A study conducted by UCLA researchers and published in the May 29 JAMA Psychiatry, suggests that children taking stimulant medications to treat attention deficit hyperactivity disorder (ADHD) do not face an increased risk of abusing drugs as adults.
Because research has shown that children with ADHD are more likely than other kids to develop substance abuse problems as adolescents and adults, UCLA psychologists conducted a comprehensive assessment to determine if stimulant medications such as Ritalin and Adderall contributed to abuse of alcohol, marijuana, nicotine or cocaine later in life.
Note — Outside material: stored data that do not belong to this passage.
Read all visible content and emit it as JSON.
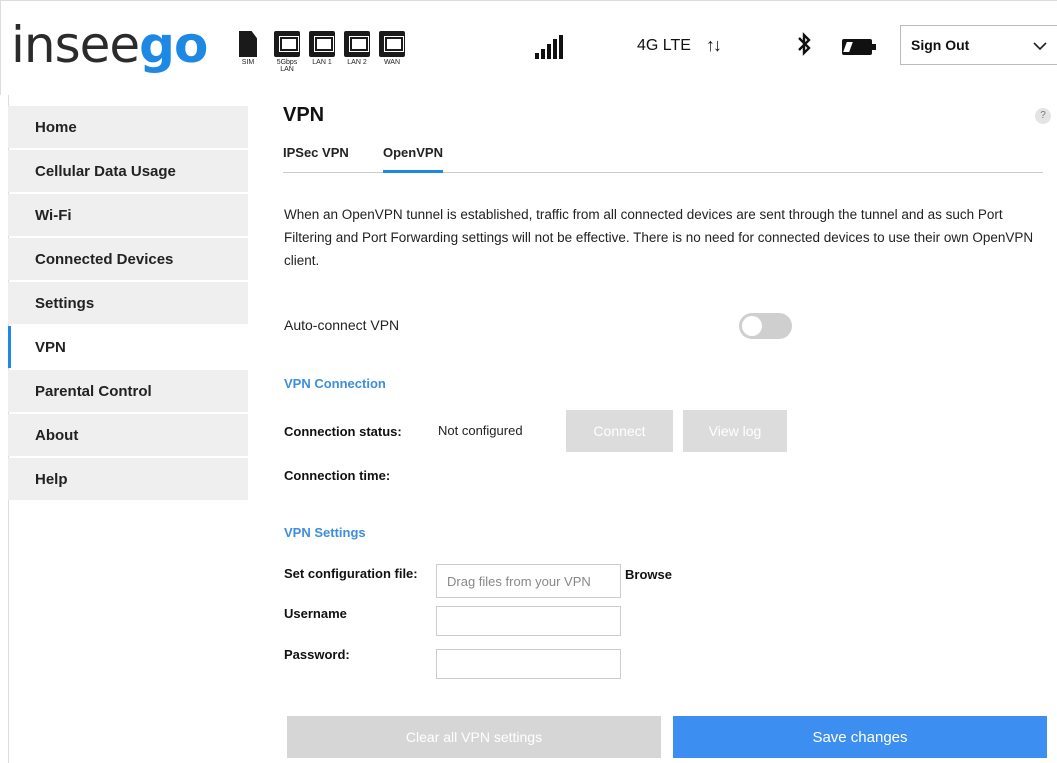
{
  "header": {
    "logo_prefix": "insee",
    "logo_suffix": "go",
    "ports": [
      {
        "label": "SIM",
        "icon": "sim-card-icon"
      },
      {
        "label": "5Gbps LAN",
        "icon": "ethernet-port-icon"
      },
      {
        "label": "LAN 1",
        "icon": "ethernet-port-icon"
      },
      {
        "label": "LAN 2",
        "icon": "ethernet-port-icon"
      },
      {
        "label": "WAN",
        "icon": "ethernet-port-icon"
      }
    ],
    "signal_icon": "signal-bars-icon",
    "network_type": "4G LTE",
    "data_arrows": "↑↓",
    "bluetooth_icon": "bluetooth-icon",
    "bluetooth_glyph": "✱",
    "battery_icon": "battery-charging-icon",
    "account_select": "Sign Out",
    "chevron": "⌵"
  },
  "sidebar": {
    "items": [
      {
        "label": "Home",
        "active": false
      },
      {
        "label": "Cellular Data Usage",
        "active": false
      },
      {
        "label": "Wi-Fi",
        "active": false
      },
      {
        "label": "Connected Devices",
        "active": false
      },
      {
        "label": "Settings",
        "active": false
      },
      {
        "label": "VPN",
        "active": true
      },
      {
        "label": "Parental Control",
        "active": false
      },
      {
        "label": "About",
        "active": false
      },
      {
        "label": "Help",
        "active": false
      }
    ]
  },
  "main": {
    "title": "VPN",
    "help_glyph": "?",
    "tabs": [
      {
        "label": "IPSec VPN",
        "active": false
      },
      {
        "label": "OpenVPN",
        "active": true
      }
    ],
    "description": "When an OpenVPN tunnel is established, traffic from all connected devices are sent through the tunnel and as such Port Filtering and Port Forwarding settings will not be effective. There is no need for connected devices to use their own OpenVPN client.",
    "auto_connect_label": "Auto-connect VPN",
    "auto_connect_enabled": false,
    "connection_section": "VPN Connection",
    "connection_status_label": "Connection status:",
    "connection_status_value": "Not configured",
    "connect_button": "Connect",
    "view_log_button": "View log",
    "connection_time_label": "Connection time:",
    "settings_section": "VPN Settings",
    "config_file_label": "Set configuration file:",
    "config_file_placeholder": "Drag files from your VPN",
    "browse_label": "Browse",
    "username_label": "Username",
    "username_value": "",
    "password_label": "Password:",
    "password_value": "",
    "clear_button": "Clear all VPN settings",
    "save_button": "Save changes"
  },
  "colors": {
    "accent": "#1e88e5",
    "section_title": "#3d8ede",
    "save_button": "#3c8ff0",
    "disabled_button": "#dcdcdc",
    "sidebar_bg": "#efefef"
  }
}
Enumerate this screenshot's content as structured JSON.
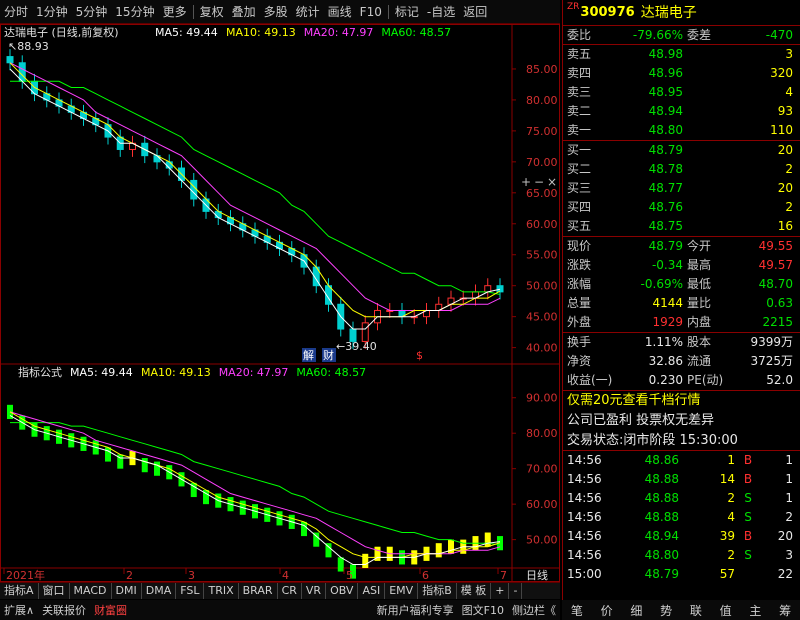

According to a UCLA news release, researchers analyzed data on more than 2,500 children from 15 long-term studies published from January 1980 to February 2012. The children assessed in the study had a mean age of 8 years when the studies began and were 20 at the most recent follow-up assessment. The studies included kids from a broad geographical range, including the United States, Canada and Germany.
Based on the data in the studies, researchers calculated the odds of those who had taken stimulants to treat ADHD going on to become substance abusers by comparing them with children who had not taken ADHD drugs.
“Previously, there was evidence for both increased risk and decreased risk for substance problems related to stimulant medicine in the treatment of ADHD,” study lead author Kathryn Humphreys, a doctoral student in psychology at UCLA, told HealthDay News.
“The present study suggests that, on average, children who received stimulant medication treatment for ADHD are at no differential risk for these substance outcomes than their counterparts who did not receive medication treatment,” added Humphreys.
However, while the study may put to rest concern that medicines like Ritalin and Adderall are gateway drugs to future substance abuse, they do carry side effects, including appetite and growth suppression and sleep disturbance.
“For any particular child, parents should consult with the prescribing physician about potential side effects and long-term risks,” said Steve S. Lee, UCLA associate professor of psychology and senior author of the study, in the UCLA news release.
“Saying that all parents need not be concerned about the use of stimulant medication for their children is an overstatement; parents should have the conversation with the physician. As with other medications, there are potential side effects, and the patient should be carefully evaluated to, for example, determine the proper dosage,” said Lee.